Entscheidend ist hiernach, daß die Entscheidung der Bewilligung von Versorgungsleistungen allein in den Verantwortungsbereich der Versorgungsverwaltung fällt. Eine Doppelversorgung ist gemäß § 7 Abs. 2 BVG grundsätzlich ausgeschlossen. Das BSG hat in ständiger Rechtsprechung (BSG, Urteil vom 25. November 1976 – 8 RV 188/75; Urteile vom 20. Mai 1992 – 9a RV 11/91 und 9a RV 12/91 –, zuletzt Urteil vom 10. August 1993 – 9/9a RV 39/92 –) entschieden, daß Kriegsopfer, die von ihrem Heimatstaat Versorgungsleistungen erhalten, keinen weiteren Anspruch nach dem BVG haben. Unerheblich ist, ob und inwieweit die Geldleistung letztlich erbracht wird. Der Kläger ist als ziviles Kriegsopfer anerkannt. Der ehemalige Teilstaat der früheren SFR Jugoslawien gewährte auch Versorgungsleistungen, Der selbständige Staat "Republik ” hat insoweit die früher geltenden Rechtsnormen auch übernommen; sie gelten – zum Teil modifiziert – grundsätzlich weiter.

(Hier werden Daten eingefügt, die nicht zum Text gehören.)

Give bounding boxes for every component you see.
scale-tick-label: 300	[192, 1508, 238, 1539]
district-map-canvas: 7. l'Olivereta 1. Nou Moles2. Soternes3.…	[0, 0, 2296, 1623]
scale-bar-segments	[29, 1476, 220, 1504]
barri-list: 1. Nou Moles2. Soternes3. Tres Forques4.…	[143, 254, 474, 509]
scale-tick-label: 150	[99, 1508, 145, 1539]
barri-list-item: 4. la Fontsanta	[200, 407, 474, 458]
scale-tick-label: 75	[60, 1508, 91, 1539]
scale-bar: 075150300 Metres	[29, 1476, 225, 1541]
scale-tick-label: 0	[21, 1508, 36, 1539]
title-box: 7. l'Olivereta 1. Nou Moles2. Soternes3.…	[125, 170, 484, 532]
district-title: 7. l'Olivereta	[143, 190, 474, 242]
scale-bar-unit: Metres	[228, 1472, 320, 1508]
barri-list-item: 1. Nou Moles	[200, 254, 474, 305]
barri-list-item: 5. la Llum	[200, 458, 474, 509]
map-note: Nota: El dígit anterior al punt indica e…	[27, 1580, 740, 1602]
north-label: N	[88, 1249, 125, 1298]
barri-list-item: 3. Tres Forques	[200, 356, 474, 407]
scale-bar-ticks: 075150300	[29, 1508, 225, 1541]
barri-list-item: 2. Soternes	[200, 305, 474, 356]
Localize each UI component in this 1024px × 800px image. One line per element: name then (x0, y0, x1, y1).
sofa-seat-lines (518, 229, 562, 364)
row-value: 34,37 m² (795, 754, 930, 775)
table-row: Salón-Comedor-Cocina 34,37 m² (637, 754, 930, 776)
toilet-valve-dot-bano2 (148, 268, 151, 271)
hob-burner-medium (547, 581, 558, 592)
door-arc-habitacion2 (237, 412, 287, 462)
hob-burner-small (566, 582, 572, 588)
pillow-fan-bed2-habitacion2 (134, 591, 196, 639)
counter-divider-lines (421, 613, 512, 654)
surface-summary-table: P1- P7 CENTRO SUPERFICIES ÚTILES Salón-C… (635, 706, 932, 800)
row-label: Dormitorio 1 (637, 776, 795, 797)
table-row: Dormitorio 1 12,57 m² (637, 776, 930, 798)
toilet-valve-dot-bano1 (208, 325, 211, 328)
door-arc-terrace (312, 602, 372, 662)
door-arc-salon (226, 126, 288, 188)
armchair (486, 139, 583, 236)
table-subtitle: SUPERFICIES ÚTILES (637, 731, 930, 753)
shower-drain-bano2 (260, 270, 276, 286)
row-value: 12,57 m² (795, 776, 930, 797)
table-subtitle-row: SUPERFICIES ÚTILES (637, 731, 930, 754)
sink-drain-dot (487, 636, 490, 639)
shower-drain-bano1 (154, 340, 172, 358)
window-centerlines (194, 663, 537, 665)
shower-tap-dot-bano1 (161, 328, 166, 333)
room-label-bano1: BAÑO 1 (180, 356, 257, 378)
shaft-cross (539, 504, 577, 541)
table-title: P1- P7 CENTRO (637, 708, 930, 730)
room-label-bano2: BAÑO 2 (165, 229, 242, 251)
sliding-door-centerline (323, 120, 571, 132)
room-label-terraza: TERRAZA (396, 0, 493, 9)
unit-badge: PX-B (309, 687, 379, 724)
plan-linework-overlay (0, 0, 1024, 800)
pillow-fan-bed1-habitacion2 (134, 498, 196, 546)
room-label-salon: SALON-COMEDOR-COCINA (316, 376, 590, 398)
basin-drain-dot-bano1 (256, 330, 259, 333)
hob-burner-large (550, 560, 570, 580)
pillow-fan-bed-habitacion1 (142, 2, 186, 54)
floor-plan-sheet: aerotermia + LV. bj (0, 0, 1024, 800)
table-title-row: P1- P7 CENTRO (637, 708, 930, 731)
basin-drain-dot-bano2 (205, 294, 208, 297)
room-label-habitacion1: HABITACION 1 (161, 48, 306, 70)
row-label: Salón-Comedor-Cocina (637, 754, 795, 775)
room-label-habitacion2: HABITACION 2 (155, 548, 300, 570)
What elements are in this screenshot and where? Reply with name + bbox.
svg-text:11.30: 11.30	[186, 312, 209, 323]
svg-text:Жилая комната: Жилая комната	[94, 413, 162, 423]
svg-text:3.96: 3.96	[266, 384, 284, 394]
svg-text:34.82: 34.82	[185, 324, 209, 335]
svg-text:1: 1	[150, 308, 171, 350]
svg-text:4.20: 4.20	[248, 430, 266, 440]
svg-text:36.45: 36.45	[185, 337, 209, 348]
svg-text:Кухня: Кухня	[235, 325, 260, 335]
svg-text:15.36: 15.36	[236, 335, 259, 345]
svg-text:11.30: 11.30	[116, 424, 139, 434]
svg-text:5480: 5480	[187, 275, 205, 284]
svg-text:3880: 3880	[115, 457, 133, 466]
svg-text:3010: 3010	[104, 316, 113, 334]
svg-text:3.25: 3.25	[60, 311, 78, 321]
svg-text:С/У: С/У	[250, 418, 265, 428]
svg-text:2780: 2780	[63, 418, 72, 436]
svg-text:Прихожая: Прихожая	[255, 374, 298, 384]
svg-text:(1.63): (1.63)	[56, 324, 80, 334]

Entscheidend ist auch im vorliegenden Fall, daß ein Ermessensfehler vorliegt, weshalb die angefochtenen Bescheide rechtswidrig sind (vgl. § 54 Abs. 2 Satz 2 SGG). Der Senat sieht im vorliegenden Fall keinen Regelfall, der jegliche Ermessenserwägung der Verwaltung verzichtbar macht. Vielmehr fehlt die notwendige pflichtgemäße Ermessensentscheidung, weil der Beklagte von dem ihm eingeräumten Ermessen nicht ordnungsgemäß Gebrauch gemacht hat, denn er hat keine individuelle Ermessensprüfung vorgenommen. Es liegt eine sogenannte Ermessensunterschreitung vor. Denn es wurden dieselben Formulierungen für eine Vielzahl von Fällen genutzt und damit die Verhältnisse nur pauschal berücksichtigt, aber nicht alle wesentlichen Umstände des Einzelfalles berücksichtigt. Auch im vorliegenden Fall waren weitere Umstände bekannt, jedenfalls hätten sie von dem Beklagten ermittelt werden müssen. Der Kläger selbst hat bereits vorgetragen, daß er als Blinder vermehrt auf fremde Hilfe angewiesen ist. Er erhalte nur eine Rente von ca. 30,00 DM. In der Erblindung selbst sieht der Senat, wie in vergleichbaren Fällen, eine besondere Betroffenheit. Die Umstände dieses Falles waren auch dazu geeignet, eine Ermessensentscheidung dahin zu treffen, die dem Kläger gewährte Versorgung ganz oder teilweise weiter zu zahlen, wobei auch die Möglichkeit des "Einfrierens” nach § 48 Abs. 3 SGB X bestanden hätte. Ganz unabhängig davon, ob eine solche Entscheidung hätte ergehen können und dürfen, hat der Beklagte auf jeden Fall schon deshalb ermessensmißbräuchlich gehandelt, weil er die Gesichtspunkte, die eine besondere Situation des Klägers hätten verdeutlichen können, weder ermittelt noch seiner Entscheidung zugrunde gelegt und auch nicht in der Begründung der Bescheide dargetan hat. Die Berufung war deshalb – wie bereits in vergleichbaren Fällen – zurückzuweisen.
Die Kostenentscheidung ergibt sich aus § 193 SGG.
Die Revision war zuzulassen, da das BSG in vergleichbaren Fällen auf die Nichtzulassungsbeschwerde des Beklagten die Revision bereits zugelassen hat.